Background: Medicare Advantage (MA) and Traditional Medicare face different financing structures and incentives and may implement different strategies to encourage biosimilar uptake. Strategies used by health insurers can influence biosimilar uptake, which can in turn promote savings to insurers and patients.

Objective: To compare filgrastim and infliximab biosimilar uptake between MA and Traditional Medicare from 2016 to 2019 and examine biosimilar uptake by different MA carriers and plan types (Health Maintenance Organization [HMO] or Preferred Provider Organization).

Methods: We use a 2016-2019 nationally representative random 20% sample of the carrier (physician) and outpatient paid claims for Traditional Medicare data and final-action carrier and outpatient records for MA data. We compare quarterly biosimilar uptake from 2016 to 2019 for the first 2 drugs with biosimilar competition: (1) filgrastim, (Neupogen, originator), and biosimilars tbo-filgrastim (GRANIX) and filgrastim-sndz (ZARXIO), and (2) infliximab (Remicade, originator), and biosimilars infliximab-dyyb (Inflectra) and infliximab-abda (Renflexis).
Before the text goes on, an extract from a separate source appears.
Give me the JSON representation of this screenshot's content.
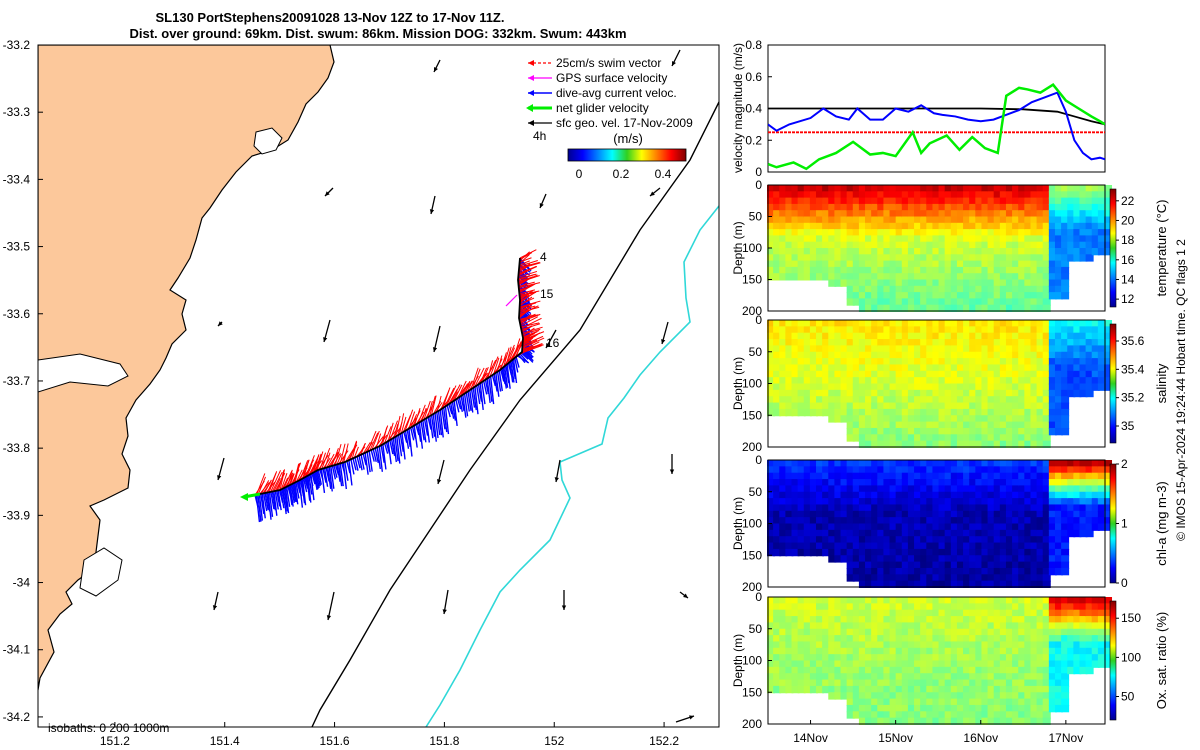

Results: From their introduction, there was consistently greater uptake of filgrastim and infliximab biosimilars in MA compared with Traditional Medicare. By Q4 2019, filgrastim biosimilar uptake was 7.6 percentage points higher in MA (80.3%) than Traditional Medicare (72.7%). By Q4 2019, infliximab biosimilar uptake was 28.7% and 15.4% in MA and Traditional Medicare, respectively. Kaiser HMO plans were primarily responsible for the higher uptake of biosimilars in MA; in Q4 2019, filgrastim and infliximab biosimilar uptake was 98.8% and 78.8%, respectively.

Conclusions: Our findings suggest that filgrastim and infliximab biosimilar uptake is greater in MA compared with Traditional Medicare, which is driven in part by particularly high uptake of biosimilars in MA Kaiser HMO plans. This highlights the need for future work to examine specific strategies and levers employed by MA Kaiser HMO plans and other insurers to increase biosimilar uptake, which can lead to cost savings for physician-administered drugs.